Demande d'ajout de WeChat sur la liste noire du Représentant américain au commerce (USTR)

Plusieurs associations professionnelles américaines réclament l'inscription sur la liste des marchés notoires du service en ligne chinois WeChat. WeChat se voit reprocher d'offrir aux contrefacteurs une plateforme lucrative pour la vente de plagiats.
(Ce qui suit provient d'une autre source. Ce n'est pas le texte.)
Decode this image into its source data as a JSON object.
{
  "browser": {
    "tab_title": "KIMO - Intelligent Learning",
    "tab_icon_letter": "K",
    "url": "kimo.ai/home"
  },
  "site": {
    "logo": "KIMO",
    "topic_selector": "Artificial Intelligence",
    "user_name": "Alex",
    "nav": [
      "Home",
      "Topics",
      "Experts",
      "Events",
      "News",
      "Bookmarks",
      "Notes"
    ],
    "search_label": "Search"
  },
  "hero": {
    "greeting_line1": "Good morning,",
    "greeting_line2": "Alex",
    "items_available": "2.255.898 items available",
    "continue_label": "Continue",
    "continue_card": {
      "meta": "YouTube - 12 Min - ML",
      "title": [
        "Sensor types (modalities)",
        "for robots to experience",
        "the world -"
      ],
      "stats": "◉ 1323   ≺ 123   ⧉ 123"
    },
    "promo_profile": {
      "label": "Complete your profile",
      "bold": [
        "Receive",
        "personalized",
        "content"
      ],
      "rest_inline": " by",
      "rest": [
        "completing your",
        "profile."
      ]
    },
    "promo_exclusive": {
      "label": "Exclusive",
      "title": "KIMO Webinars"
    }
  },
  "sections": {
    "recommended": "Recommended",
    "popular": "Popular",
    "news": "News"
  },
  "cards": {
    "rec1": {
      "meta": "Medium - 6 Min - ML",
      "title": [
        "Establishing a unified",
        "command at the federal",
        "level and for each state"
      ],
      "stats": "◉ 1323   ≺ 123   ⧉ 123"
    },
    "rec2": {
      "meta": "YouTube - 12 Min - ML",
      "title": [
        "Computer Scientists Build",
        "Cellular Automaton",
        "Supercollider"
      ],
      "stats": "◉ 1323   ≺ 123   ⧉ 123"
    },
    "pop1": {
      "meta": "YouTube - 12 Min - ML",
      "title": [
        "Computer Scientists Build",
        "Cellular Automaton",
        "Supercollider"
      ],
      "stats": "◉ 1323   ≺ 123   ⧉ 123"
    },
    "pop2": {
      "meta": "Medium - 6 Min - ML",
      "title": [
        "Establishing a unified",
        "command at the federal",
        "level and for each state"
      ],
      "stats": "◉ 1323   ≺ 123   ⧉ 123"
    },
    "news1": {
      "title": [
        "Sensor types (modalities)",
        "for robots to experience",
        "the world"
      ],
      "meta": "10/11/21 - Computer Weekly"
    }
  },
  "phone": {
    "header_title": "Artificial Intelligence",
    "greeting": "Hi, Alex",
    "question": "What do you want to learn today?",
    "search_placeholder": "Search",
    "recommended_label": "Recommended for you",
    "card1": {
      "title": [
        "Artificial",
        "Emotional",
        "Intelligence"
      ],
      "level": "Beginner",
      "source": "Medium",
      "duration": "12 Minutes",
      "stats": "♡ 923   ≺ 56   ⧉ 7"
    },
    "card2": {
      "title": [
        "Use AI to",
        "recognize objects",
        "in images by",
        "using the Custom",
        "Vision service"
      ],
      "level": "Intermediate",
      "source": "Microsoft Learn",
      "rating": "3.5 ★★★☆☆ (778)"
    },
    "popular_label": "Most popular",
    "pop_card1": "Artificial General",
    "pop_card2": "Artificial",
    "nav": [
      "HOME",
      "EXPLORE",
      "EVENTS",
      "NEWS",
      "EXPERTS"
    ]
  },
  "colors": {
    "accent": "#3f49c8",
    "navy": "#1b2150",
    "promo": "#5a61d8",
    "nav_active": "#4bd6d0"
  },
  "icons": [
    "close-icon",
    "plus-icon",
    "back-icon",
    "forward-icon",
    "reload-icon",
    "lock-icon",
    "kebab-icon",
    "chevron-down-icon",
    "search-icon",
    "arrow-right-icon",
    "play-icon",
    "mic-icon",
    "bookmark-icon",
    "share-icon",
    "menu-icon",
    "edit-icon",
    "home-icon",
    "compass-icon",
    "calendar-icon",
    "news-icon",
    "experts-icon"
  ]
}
L'anonymat des vendeurs complique les poursuites

Auteur: Emilie Bargueno, International Product Manager chez tesa scribos

Le service de messagerie extrêmement populaire en Chine est menacé de figurer sur la liste des marchés notoires du Représentant américain au commerce. Cette mesure est demandée actuellement par plusieurs associations américaines de protection des marques et de la propriété intellectuelle, dont l'IPO (Intellectual Property Owners Association). Cette dernière reproche à WeChat de permettre aux contrefacteurs « d'exécuter chaque aspect de leurs activités illégales sur la plateforme, y compris la commercialisation directe aux consommateurs et la vente de contrefaçons via la fonction « Panier » de WeChat. »

Bien que WeChat soit principalement connu comme fournisseur de messagerie et de réseaux sociaux, le commerce en ligne fait depuis longtemps déjà partie intégrante de la plateforme. Le problème principal étant que les commerçants peuvent rester en grande partie anonymes sur WeChat et qu'il est donc difficile de leur demander des comptes. De plus, WeChat est critiqué pour ne pas lutter suffisamment contre le commerce de contrefaçons. Selon l'IPO, une petite partie seulement des cas est sanctionnée ; les profils des commerçants sont souvent désactivés uniquement temporairement et une nouvelle inscription est rarement empêchée. Les contrefacteurs auraient simplement besoin d'un numéro de téléphone mobile différent pour créer un nouveau profil.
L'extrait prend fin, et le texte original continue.